# Question Regarding Auto focus Canon EF 1.4X III



## faz (Mar 11, 2015)

Auto focus Canon EF 1.4X III Telephoto Extender works with Canon EF 100-400mm f/4.5-5.6L IS II USM Lens?

Thanks
F


----------



## neuroanatomist (Mar 11, 2015)

Yes, with the center point on bodies that support f/8 AF: 7DII, 5DIII and more recent 1-series bodies.


----------



## Mt Spokane Photography (Mar 11, 2015)

The extender fits and functions fine with the lens. 

However, it does cause the effective aperture to be f/8, so only certain cameras will autofocus at f/8. 
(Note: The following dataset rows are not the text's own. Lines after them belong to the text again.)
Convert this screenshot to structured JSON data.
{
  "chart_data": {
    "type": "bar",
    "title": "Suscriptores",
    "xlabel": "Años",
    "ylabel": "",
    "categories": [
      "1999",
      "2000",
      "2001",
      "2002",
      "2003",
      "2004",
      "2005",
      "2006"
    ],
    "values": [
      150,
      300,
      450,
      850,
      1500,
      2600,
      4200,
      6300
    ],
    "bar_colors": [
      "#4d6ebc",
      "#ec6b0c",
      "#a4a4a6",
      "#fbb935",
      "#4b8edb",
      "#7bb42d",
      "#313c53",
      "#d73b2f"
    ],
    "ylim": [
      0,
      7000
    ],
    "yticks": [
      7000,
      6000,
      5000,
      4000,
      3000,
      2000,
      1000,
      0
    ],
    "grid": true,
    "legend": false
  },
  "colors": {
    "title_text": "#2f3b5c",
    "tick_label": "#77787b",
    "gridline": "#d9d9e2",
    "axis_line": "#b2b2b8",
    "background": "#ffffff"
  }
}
If you have a Rebel or 7D or 60D or 70D, you will not be able to autofocus. There are some taping of contacts tricks that interfere with the communication from lens to camera that will let it autofocus, not totally satisfactory, but much better than none at all.


----------



## faz (Mar 12, 2015)

My Camera is Canon 7D Mark II do you think Auto-focus will work ?

Advice please


----------



## AlanF (Mar 12, 2015)

faz said:


> My Camera is Canon 7D Mark II do you think Auto-focus will work ?
> 
> Advice please



It works absolutely beautifully!


----------



## mackguyver (Mar 12, 2015)

Also, note that all cameras will autofocus using LiveView, even at f/8 or f/11 (for the 2x).


----------



## Marsu42 (Mar 12, 2015)

mackguyver said:


> Also, note that all cameras will autofocus using LiveView, even at f/8 or f/11 (for the 2x).



Magic Lantern can help there, it's got focus peaking for af confirmation in live view and can boost the display gain when very little light should be available at small apertures and low light.


----------



## faz (Mar 12, 2015)

Thank you everyone for the help I really appreciate


----------